When we teach robotically, we get robot-like responses. But when we teach from our hearts, using body and heart-centered activities that reach the oft-closed hearts of our students, we get responses from their hearts.
Language instruction REQUIRES the involvement of the heart. When it is all caught up in the head, no language is being acquired.
If you are not familiar with Lev Vygotsky’s “Zone of Proximal Development”, search it. Basically, it means, in my view, that we figure out ways to build on their natural creative strengths by being a strong loving adult near them and providing them with activities that enable them to build on what they know already. This “drawing out” – done in the target language – of a sense of reciprocality and play and exploration and inquiry and spontaneity (vs. memorization, which is none of those things) should be the goal of our instruction.
There is such creative strength built into their minds, but we have to be there to draw those strengths out, to coax them forward, and not allow them, by left-brain robotic analysis of language as a machine, to be bored out of their minds.
If you want to see the difference, go down a high school WL wing and walk into a classroom. If you see a kind of distant, disengaged, look in the students’ eyes, that teacher is playing off their instruction as valid but, without a Zone of Proximal Development working there, the instruction is not valid. It is invalid and a waste of time and money and ends up having a more deleterious effect on the child than had they never taken the class.

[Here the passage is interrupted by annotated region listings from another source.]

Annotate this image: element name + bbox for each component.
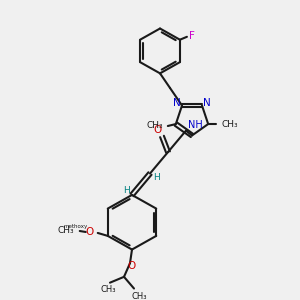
Text: H: H (123, 186, 129, 195)
Text: O: O (128, 261, 136, 271)
Text: N: N (203, 98, 211, 108)
Text: O: O (85, 227, 94, 237)
Text: NH: NH (188, 120, 203, 130)
Text: CH₃: CH₃ (100, 285, 116, 294)
Text: H: H (154, 173, 160, 182)
Text: CH₃: CH₃ (131, 292, 147, 300)
Text: N: N (173, 98, 181, 108)
Text: CH₃: CH₃ (146, 122, 163, 130)
Text: CH₃: CH₃ (57, 226, 74, 235)
Text: methoxy: methoxy (64, 224, 88, 229)
Text: F: F (189, 31, 195, 41)
Text: O: O (154, 124, 162, 135)
Text: CH₃: CH₃ (221, 119, 238, 128)
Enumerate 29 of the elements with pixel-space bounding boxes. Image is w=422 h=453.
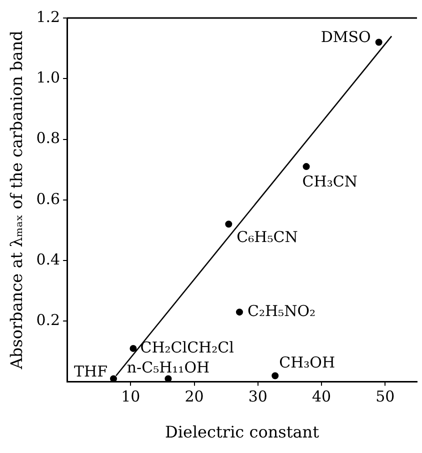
point [164, 375, 172, 382]
x-axis-title: Dielectric constant [165, 422, 320, 442]
annotation: CH₂ClCH₂Cl [140, 338, 234, 356]
point [225, 220, 232, 228]
point [110, 375, 117, 382]
annotation: n-C₅H₁₁OH [126, 358, 210, 377]
x-tick-label: 30 [248, 388, 268, 406]
x-tick-label: 50 [376, 388, 395, 406]
annotation: C₆H₅CN [236, 228, 298, 246]
y-tick-label: 0.4 [36, 250, 60, 268]
x-tick-label: 40 [312, 388, 332, 406]
point [130, 344, 137, 352]
annotation: CH₃CN [302, 172, 358, 190]
y-tick-label: 0.2 [36, 311, 60, 330]
point [375, 38, 382, 46]
y-tick-label: 0.6 [36, 190, 60, 208]
y-tick-label: 1.0 [36, 68, 60, 87]
annotation: THF [74, 362, 108, 381]
x-tick-label: 10 [121, 388, 140, 406]
annotation: DMSO [320, 28, 371, 46]
x-tick-label: 20 [184, 388, 204, 406]
point [272, 372, 279, 380]
annotation: C₂H₅NO₂ [247, 302, 316, 320]
y-axis-title: Absorbance at λₘₐₓ of the carbanion band [6, 30, 26, 370]
point [302, 163, 310, 170]
point [236, 308, 243, 316]
y-tick-label: 0.8 [36, 129, 60, 148]
y-tick-label: 1.2 [36, 8, 60, 26]
annotation: CH₃OH [279, 354, 336, 372]
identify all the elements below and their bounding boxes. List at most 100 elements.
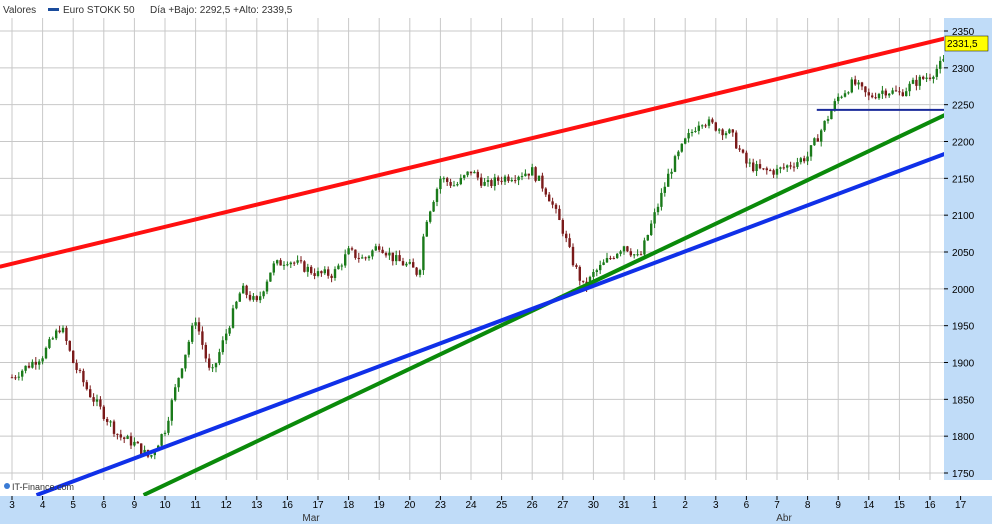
- candle-body: [650, 223, 653, 235]
- x-tick-label: 4: [40, 500, 46, 511]
- candle-body: [265, 281, 269, 292]
- candle-body: [707, 119, 711, 126]
- candle-body: [520, 176, 524, 178]
- candle-body: [922, 76, 925, 79]
- x-tick-label: 3: [9, 500, 15, 511]
- candle-body: [830, 110, 833, 120]
- candle-body: [871, 95, 874, 98]
- candle-body: [578, 266, 581, 281]
- candle-body: [476, 171, 479, 178]
- series-legend-swatch: [48, 8, 59, 11]
- candle-body: [690, 131, 694, 134]
- candle-body: [769, 170, 772, 172]
- candle-body: [551, 201, 554, 205]
- candle-body: [306, 266, 309, 272]
- candle-body: [891, 90, 894, 94]
- x-tick-label: 31: [618, 500, 630, 511]
- candle-body: [68, 340, 71, 351]
- candle-body: [881, 90, 884, 94]
- y-tick-label: 1950: [952, 322, 975, 333]
- candle-body: [167, 420, 170, 433]
- candle-body: [942, 58, 945, 61]
- header: Valores Euro STOKK 50 Día +Bajo: 2292,5 …: [3, 5, 293, 16]
- y-tick-label: 2200: [952, 138, 975, 149]
- candle-body: [592, 271, 595, 277]
- candle-body: [316, 271, 320, 276]
- candle-body: [575, 265, 578, 267]
- candle-body: [299, 260, 303, 262]
- candle-body: [731, 129, 734, 133]
- candle-body: [435, 189, 439, 202]
- candle-body: [398, 255, 401, 262]
- candle-body: [684, 138, 687, 144]
- candle-body: [636, 254, 639, 256]
- candle-body: [14, 377, 17, 379]
- candle-body: [527, 173, 530, 176]
- candle-body: [514, 180, 517, 182]
- candle-body: [51, 338, 54, 340]
- candle-body: [582, 280, 585, 282]
- candle-body: [701, 125, 704, 127]
- x-tick-label: 18: [343, 500, 355, 511]
- candle-body: [78, 369, 82, 371]
- y-tick-label: 2300: [952, 64, 975, 75]
- candle-body: [779, 167, 782, 169]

The short way to say it is if there is no laughter or sense of mirth or lighthearted play in the classroom, then nothing is happening. Air is being breathed and that’s about it. Teachers who have not explored that side of their teaching have not explored what is the key factor in language instruction – it’s humanness and sense of play that describes real human interaction, and separates our communication from our robot friends’ worksheets.
The most critical need right now in our profession is not how to get better gains in proficiency, it’s how to reach our students. Proficiency follows community building and not vice versa.